Polars excels in handling group-by operations efficiently, particularly when working with large datasets.

Polars Example:

import polars as pl

# Creating a DataFrame
data = {
    "City": ["New York", "Los Angeles", "New York", "Chicago", "Chicago", "Los Angeles"],
    "Sales": [100, 200, 150, 300, 400, 100]
}

df = pl.DataFrame(data)

# Performing a group-by operation and calculating total sales for each city
grouped_df = df.groupby("City").agg([
    pl.col("Sales").sum().alias("Total_Sales"),
    pl.col("Sales").mean().alias("Average_Sales")
])

print(grouped_df)

Output:

shape: (3, 3)
┌─────────────┬────────────┬──────────────┐
│ City        │ Total_Sales│ Average_Sales│
│ ---         │ ---        │ ---          │
│ str         │ i64        │ f64          │
├─────────────┼────────────┼──────────────┤
│ New York    │ 250        │ 125.0        │
│ Los Angeles │ 300        │ 150.0        │
│ Chicago     │ 700        │ 350.0        │
└─────────────┴────────────┴──────────────┘

Why It’s Better Than Pandas:

• Speed: Polars uses efficient Rust-based operations that are optimized for performance during group-by and aggregation tasks, making it faster than Pandas, especially with large datasets.
• Parallelization: Polars can perform group-by operations in parallel, further enhancing speed for larger datasets.
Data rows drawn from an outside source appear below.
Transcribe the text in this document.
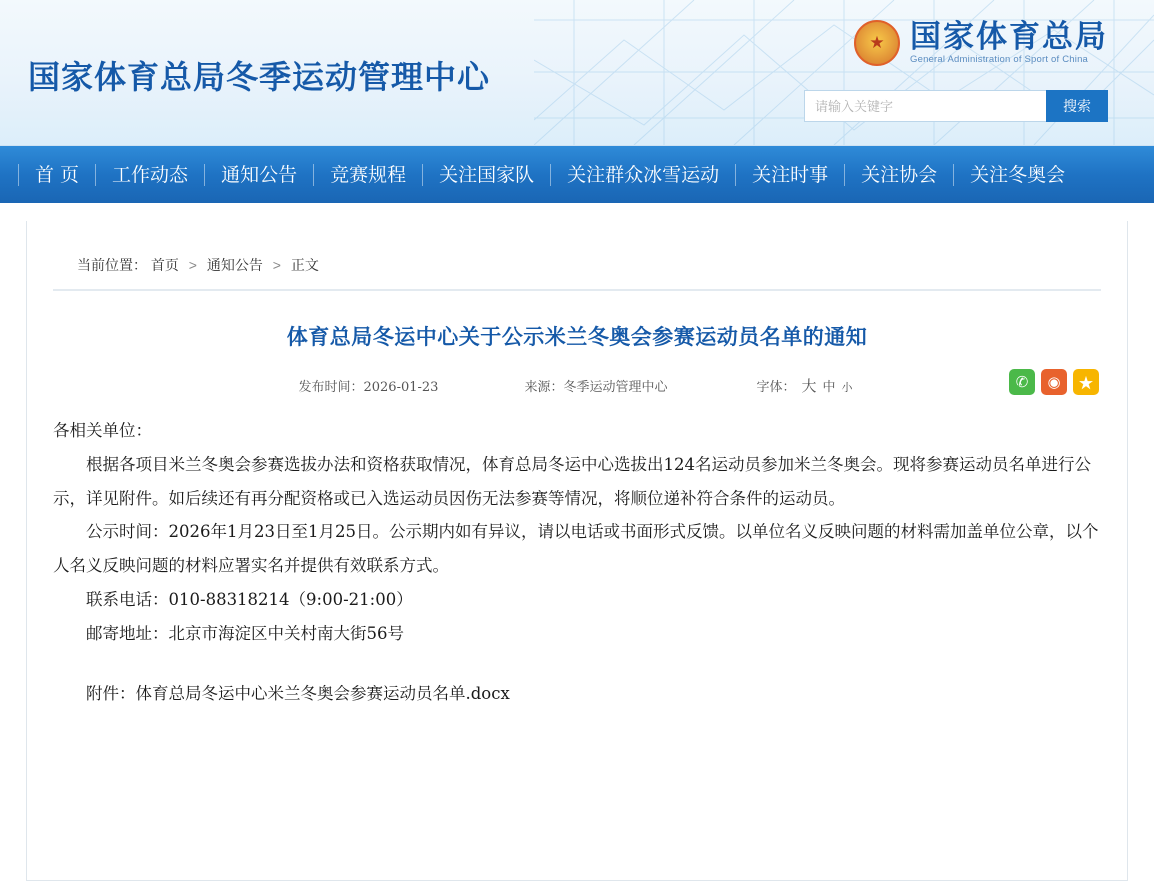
国家体育总局冬季运动管理中心
★
国家体育总局
General Administration of Sport of China
请输入关键字
搜索
首 页	工作动态	通知公告	竞赛规程	关注国家队	关注群众冰雪运动	关注时事	关注协会	关注冬奥会
当前位置： 首页 > 通知公告 > 正文
体育总局冬运中心关于公示米兰冬奥会参赛运动员名单的通知
发布时间：2026-01-23	来源：冬季运动管理中心	字体： 大 中 小	✆	◉	★

各相关单位：

根据各项目米兰冬奥会参赛选拔办法和资格获取情况，体育总局冬运中心选拔出124名运动员参加米兰冬奥会。现将参赛运动员名单进行公示，详见附件。如后续还有再分配资格或已入选运动员因伤无法参赛等情况，将顺位递补符合条件的运动员。

公示时间：2026年1月23日至1月25日。公示期内如有异议，请以电话或书面形式反馈。以单位名义反映问题的材料需加盖单位公章，以个人名义反映问题的材料应署实名并提供有效联系方式。

联系电话：010-88318214（9:00-21:00）

邮寄地址：北京市海淀区中关村南大街56号

附件：体育总局冬运中心米兰冬奥会参赛运动员名单.docx
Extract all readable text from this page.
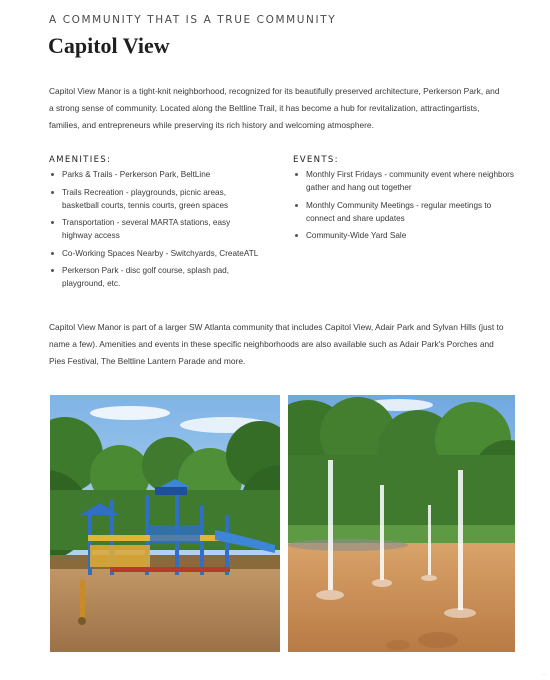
A COMMUNITY THAT IS A TRUE COMMUNITY
Capitol View

Capitol View Manor is a tight-knit neighborhood, recognized for its beautifully preserved architecture, Perkerson Park, and a strong sense of community. Located along the Beltline Trail, it has become a hub for revitalization, attractingartists, families, and entrepreneurs while preserving its rich history and welcoming atmosphere.

AMENITIES:
Parks & Trails - Perkerson Park, BeltLine
Trails Recreation - playgrounds, picnic areas, basketball courts, tennis courts, green spaces
Transportation - several MARTA stations, easy highway access
Co-Working Spaces Nearby - Switchyards, CreateATL
Perkerson Park - disc golf course, splash pad, playground, etc.
EVENTS:
Monthly First Fridays - community event where neighbors gather and hang out together
Monthly Community Meetings - regular meetings to connect and share updates
Community-Wide Yard Sale

Capitol View Manor is part of a larger SW Atlanta community that includes Capitol View, Adair Park and Sylvan Hills (just to name a few). Amenities and events in these specific neighborhoods are also available such as Adair Park's Porches and Pies Festival, The Beltline Lantern Parade and more.

··
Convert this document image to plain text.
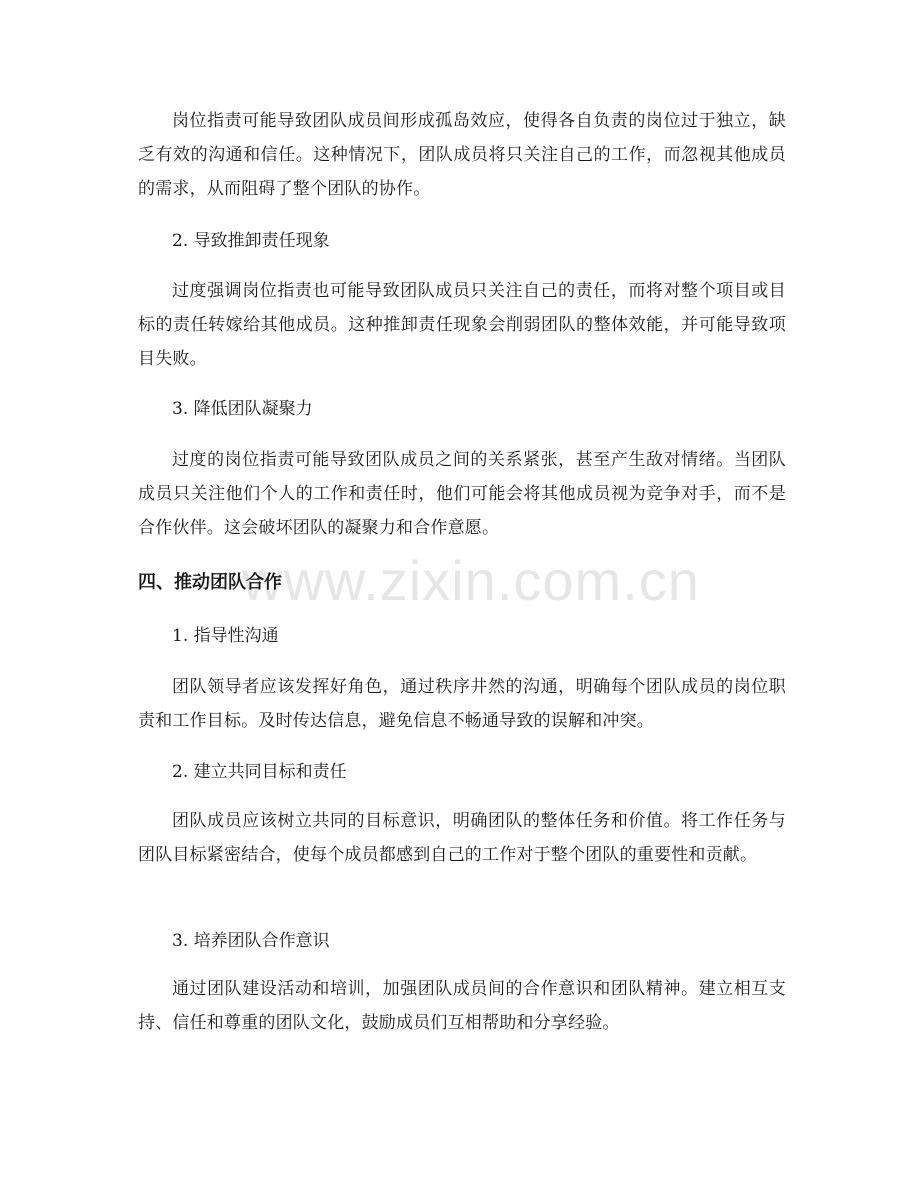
www.zixin.com.cn

岗位指责可能导致团队成员间形成孤岛效应，使得各自负责的岗位过于独立，缺乏有效的沟通和信任。这种情况下，团队成员将只关注自己的工作，而忽视其他成员的需求，从而阻碍了整个团队的协作。

2. 导致推卸责任现象

过度强调岗位指责也可能导致团队成员只关注自己的责任，而将对整个项目或目标的责任转嫁给其他成员。这种推卸责任现象会削弱团队的整体效能，并可能导致项目失败。

3. 降低团队凝聚力

过度的岗位指责可能导致团队成员之间的关系紧张，甚至产生敌对情绪。当团队成员只关注他们个人的工作和责任时，他们可能会将其他成员视为竞争对手，而不是合作伙伴。这会破坏团队的凝聚力和合作意愿。

四、推动团队合作

1. 指导性沟通

团队领导者应该发挥好角色，通过秩序井然的沟通，明确每个团队成员的岗位职责和工作目标。及时传达信息，避免信息不畅通导致的误解和冲突。

2. 建立共同目标和责任

团队成员应该树立共同的目标意识，明确团队的整体任务和价值。将工作任务与团队目标紧密结合，使每个成员都感到自己的工作对于整个团队的重要性和贡献。

3. 培养团队合作意识

通过团队建设活动和培训，加强团队成员间的合作意识和团队精神。建立相互支持、信任和尊重的团队文化，鼓励成员们互相帮助和分享经验。
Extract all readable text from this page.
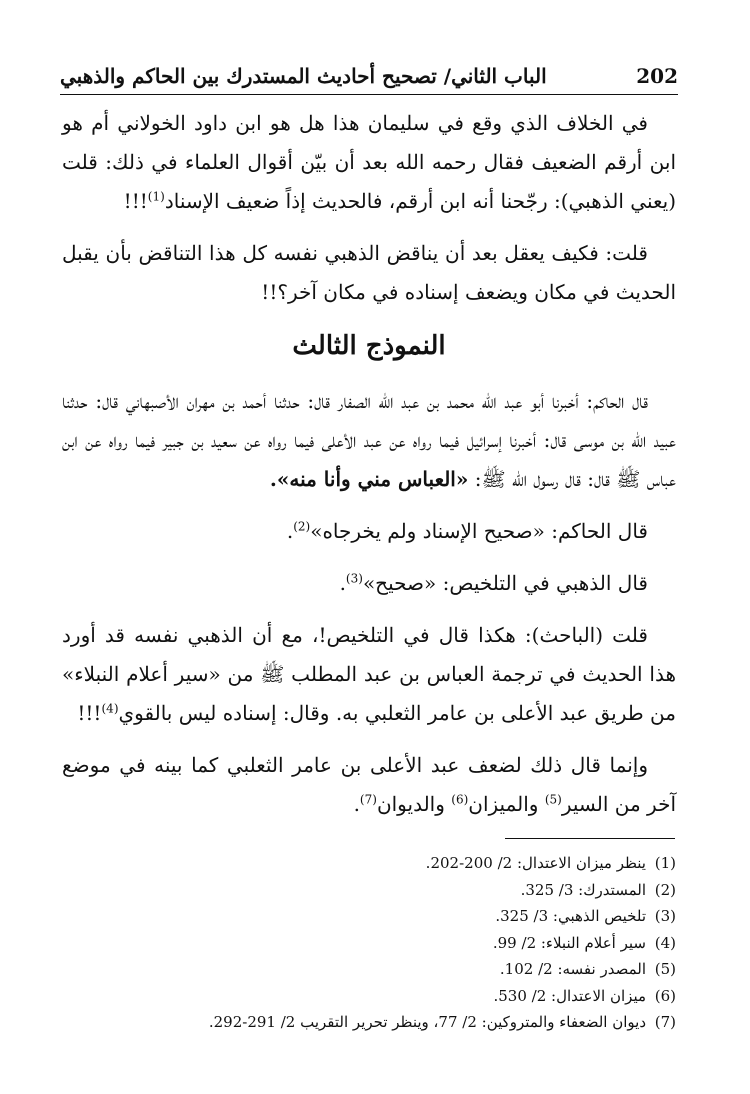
الباب الثاني/ تصحيح أحاديث المستدرك بين الحاكم والذهبي	202

في الخلاف الذي وقع في سليمان هذا هل هو ابن داود الخولاني أم هو ابن أرقم الضعيف فقال رحمه الله بعد أن بيّن أقوال العلماء في ذلك: قلت (يعني الذهبي): رجّحنا أنه ابن أرقم، فالحديث إذاً ضعيف الإسناد$^{(1)}$!!!

قلت: فكيف يعقل بعد أن يناقض الذهبي نفسه كل هذا التناقض بأن يقبل الحديث في مكان ويضعف إسناده في مكان آخر؟!!

النموذج الثالث

قال الحاكم: أخبرنا أبو عبد الله محمد بن عبد الله الصفار قال: حدثنا أحمد بن مهران الأصبهاني قال: حدثنا عبيد الله بن موسى قال: أخبرنا إسرائيل فيما رواه عن عبد الأعلى فيما رواه عن سعيد بن جبير فيما رواه عن ابن عباس ﷺ قال: قال رسول الله ﷺ: «العباس مني وأنا منه».

قال الحاكم: «صحيح الإسناد ولم يخرجاه»$^{(2)}$.

قال الذهبي في التلخيص: «صحيح»$^{(3)}$.

قلت (الباحث): هكذا قال في التلخيص!، مع أن الذهبي نفسه قد أورد هذا الحديث في ترجمة العباس بن عبد المطلب ﷺ من «سير أعلام النبلاء» من طريق عبد الأعلى بن عامر الثعلبي به. وقال: إسناده ليس بالقوي$^{(4)}$!!!

وإنما قال ذلك لضعف عبد الأعلى بن عامر الثعلبي كما بينه في موضع آخر من السير$^{(5)}$ والميزان$^{(6)}$ والديوان$^{(7)}$.

(1)
ينظر ميزان الاعتدال: 2/ 200-202.
(2)
المستدرك: 3/ 325.
(3)
تلخيص الذهبي: 3/ 325.
(4)
سير أعلام النبلاء: 2/ 99.
(5)
المصدر نفسه: 2/ 102.
(6)
ميزان الاعتدال: 2/ 530.
(7)
ديوان الضعفاء والمتروكين: 2/ 77، وينظر تحرير التقريب 2/ 291-292.
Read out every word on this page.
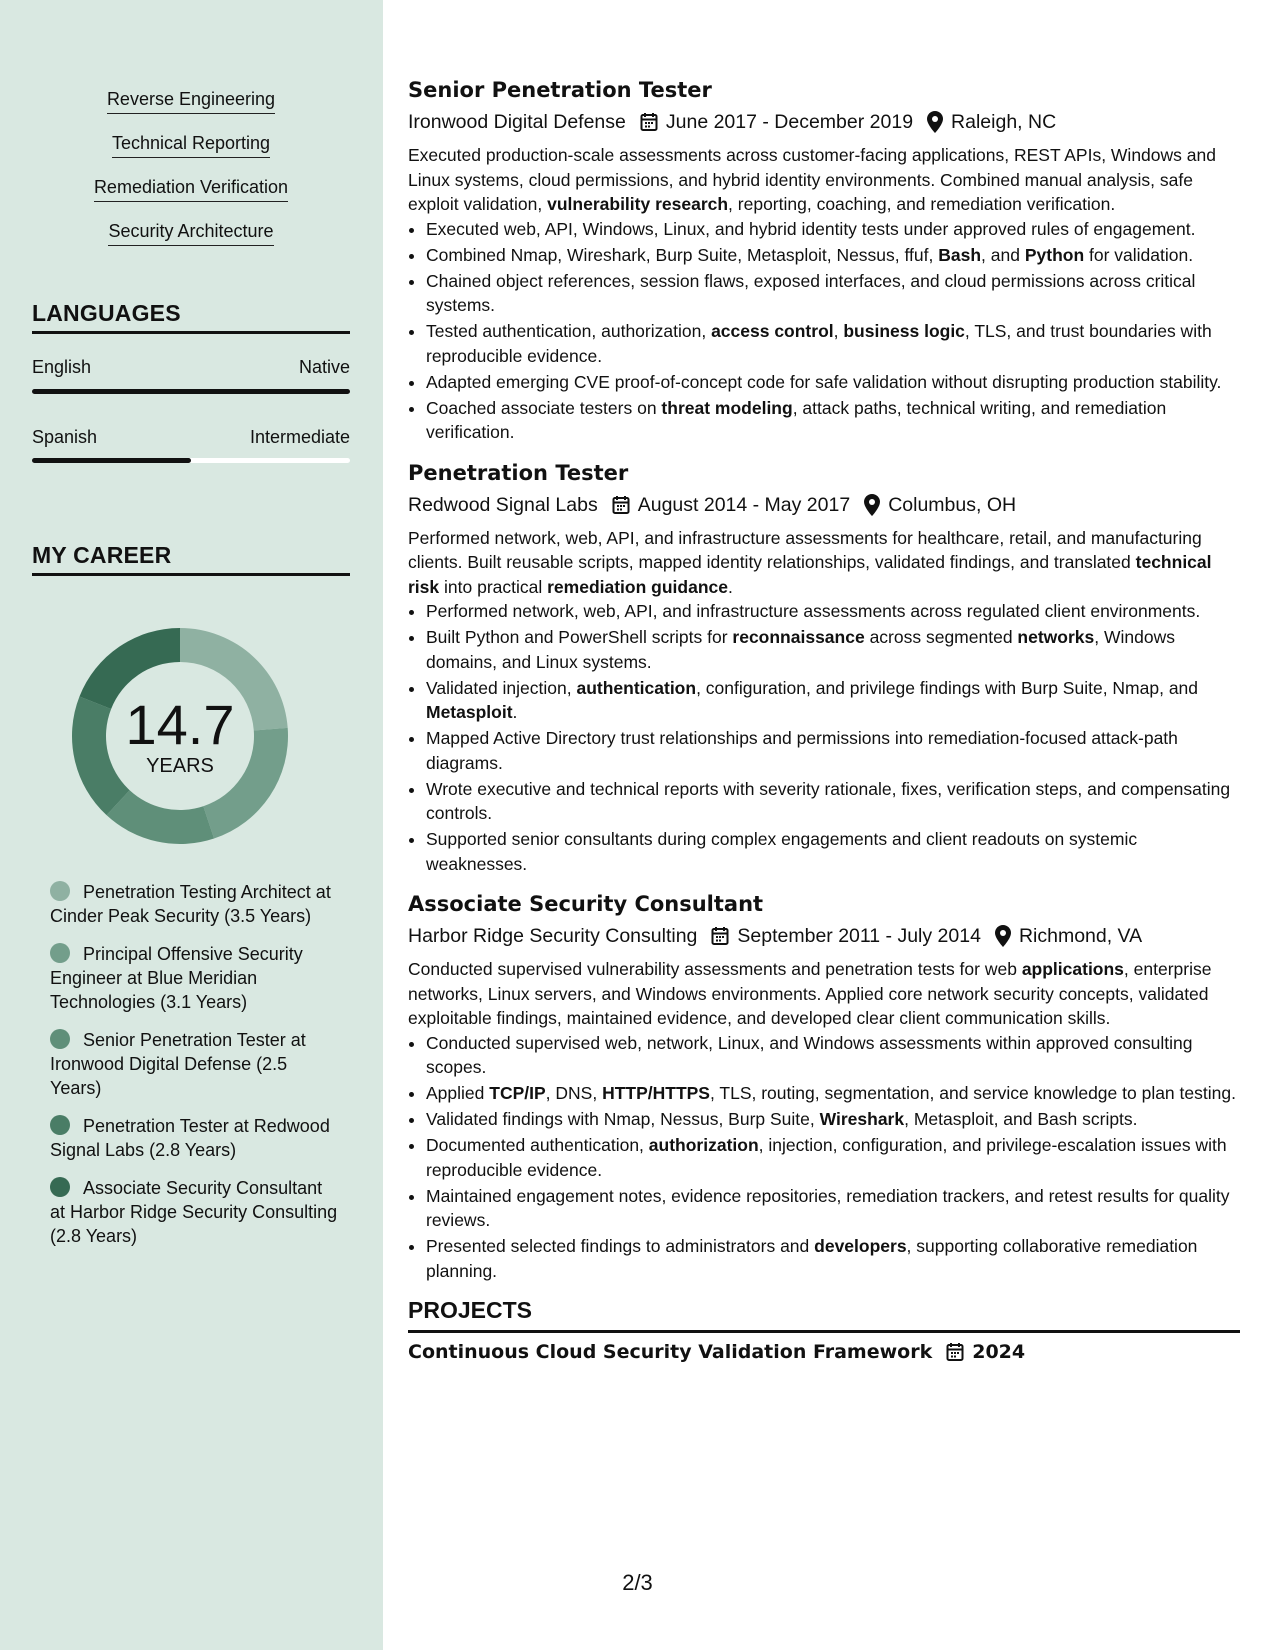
Reverse Engineering
Technical Reporting
Remediation Verification
Security Architecture
LANGUAGES
English	Native
Spanish	Intermediate
MY CAREER
14.7
YEARS
Penetration Testing Architect at Cinder Peak Security (3.5 Years)
Principal Offensive Security Engineer at Blue Meridian Technologies (3.1 Years)
Senior Penetration Tester at Ironwood Digital Defense (2.5 Years)
Penetration Tester at Redwood Signal Labs (2.8 Years)
Associate Security Consultant at Harbor Ridge Security Consulting (2.8 Years)
Senior Penetration Tester
Ironwood Digital Defense June 2017 - December 2019 Raleigh, NC

Executed production-scale assessments across customer-facing applications, REST APIs, Windows and Linux systems, cloud permissions, and hybrid identity environments. Combined manual analysis, safe exploit validation, vulnerability research, reporting, coaching, and remediation verification.

• Executed web, API, Windows, Linux, and hybrid identity tests under approved rules of engagement.
• Combined Nmap, Wireshark, Burp Suite, Metasploit, Nessus, ffuf, Bash, and Python for validation.
• Chained object references, session flaws, exposed interfaces, and cloud permissions across critical systems.
• Tested authentication, authorization, access control, business logic, TLS, and trust boundaries with reproducible evidence.
• Adapted emerging CVE proof-of-concept code for safe validation without disrupting production stability.
• Coached associate testers on threat modeling, attack paths, technical writing, and remediation verification.
Penetration Tester
Redwood Signal Labs August 2014 - May 2017 Columbus, OH

Performed network, web, API, and infrastructure assessments for healthcare, retail, and manufacturing clients. Built reusable scripts, mapped identity relationships, validated findings, and translated technical risk into practical remediation guidance.

• Performed network, web, API, and infrastructure assessments across regulated client environments.
• Built Python and PowerShell scripts for reconnaissance across segmented networks, Windows domains, and Linux systems.
• Validated injection, authentication, configuration, and privilege findings with Burp Suite, Nmap, and Metasploit.
• Mapped Active Directory trust relationships and permissions into remediation-focused attack-path diagrams.
• Wrote executive and technical reports with severity rationale, fixes, verification steps, and compensating controls.
• Supported senior consultants during complex engagements and client readouts on systemic weaknesses.
Associate Security Consultant
Harbor Ridge Security Consulting September 2011 - July 2014 Richmond, VA

Conducted supervised vulnerability assessments and penetration tests for web applications, enterprise networks, Linux servers, and Windows environments. Applied core network security concepts, validated exploitable findings, maintained evidence, and developed clear client communication skills.

• Conducted supervised web, network, Linux, and Windows assessments within approved consulting scopes.
• Applied TCP/IP, DNS, HTTP/HTTPS, TLS, routing, segmentation, and service knowledge to plan testing.
• Validated findings with Nmap, Nessus, Burp Suite, Wireshark, Metasploit, and Bash scripts.
• Documented authentication, authorization, injection, configuration, and privilege-escalation issues with reproducible evidence.
• Maintained engagement notes, evidence repositories, remediation trackers, and retest results for quality reviews.
• Presented selected findings to administrators and developers, supporting collaborative remediation planning.
PROJECTS
Continuous Cloud Security Validation Framework 2024
2/3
Example 4: Memory Efficiency with Arrow

Polars uses Apache Arrow for its memory model, which allows for efficient storage and transfer of data, reducing memory overhead.

Polars Example:

import polars as pl
import numpy as np

# Generating a large dataset
data = {
    "A": np.random.randint(0, 100, size=10**6),
    "B": np.random.rand(10**6)
}

df = pl.DataFrame(data)

# Checking memory usage
print(f"Memory usage of Polars DataFrame: {df.estimated_size()} bytes")

Why It’s Better Than Pandas:

• Memory Efficiency: Polars is built on top of Apache Arrow, which allows for zero-copy data sharing and efficient memory usage. Pandas often consumes more memory for the same data size.
• Columnar Storage: Arrow’s columnar format allows for faster access to columns, which is beneficial for analytical queries.

Example 5: Handling Missing Data

Polars provides efficient handling of missing data using its .fill_null() method, which can replace missing values with specific defaults, values from other columns, or computed results.

Polars Example:

import polars as pl

# Creating a DataFrame with missing data
data = {
    "Name": ["Alice", "Bob", None, "David"],
    "Age": [25, None, 45, 28],
    "Salary": [50000, 60000, None, 85000]
}

df = pl.DataFrame(data)

# Filling null values
filled_df = df.with_columns([
    pl.col("Name").fill_null("Unknown"),
    pl.col("Age").fill_null(pl.col("Age").mean()),
    pl.col("Salary").fill_null(50000)
])

print(filled_df)

Output:

shape: (4, 3)
┌─────────┬─────┬────────┐
│ Name    │ Age │ Salary │
│ ---     │ --- │ ---    │
│ str     │ f64 │ f64    │
├─────────┼─────┼────────┤
│ Alice   │ 25.0│ 50000.0│
│ Bob     │ 32.6667 │ 60000.0 │
│ Unknown │ 45.0│ 50000.0│
│ David   │ 28.0│ 85000.0│
└─────────┴─────┴────────┘

Why It’s Better Than Pandas:

• Speed: Polars can handle missing data efficiently even in large datasets.
• Flexibility: You can fill null values based on computations (e.g., column means) or other flexible options.

Summary: How Polars is Better than Pandas

1. Performance: Polars is designed for speed, leveraging Rust and multi-threading to handle large datasets efficiently.
2. Memory Efficiency: Using Apache Arrow as its memory model, Polars consumes less memory and supports zero-copy data sharing, which is more efficient than Pandas.
3. Lazy Execution: Polars optimizes chained operations by executing them only when needed, unlike Pandas, which executes each step immediately.
4. Parallelization: Many operations in Polars are parallelized, which significantly improves performance on modern multi-core machines.
5. Advanced Querying: With support for complex operations such as multi-level group-bys, joins, and window functions, Polars offers greater flexibility for data manipulation than Pandas.

Polars is particularly beneficial for large-scale data processing, real-time data applications, and when working with high-performance computing environments. It shines in areas where Pandas can struggle due to memory constraints or speed limitations, making it an excellent alternative for performance-critical applications.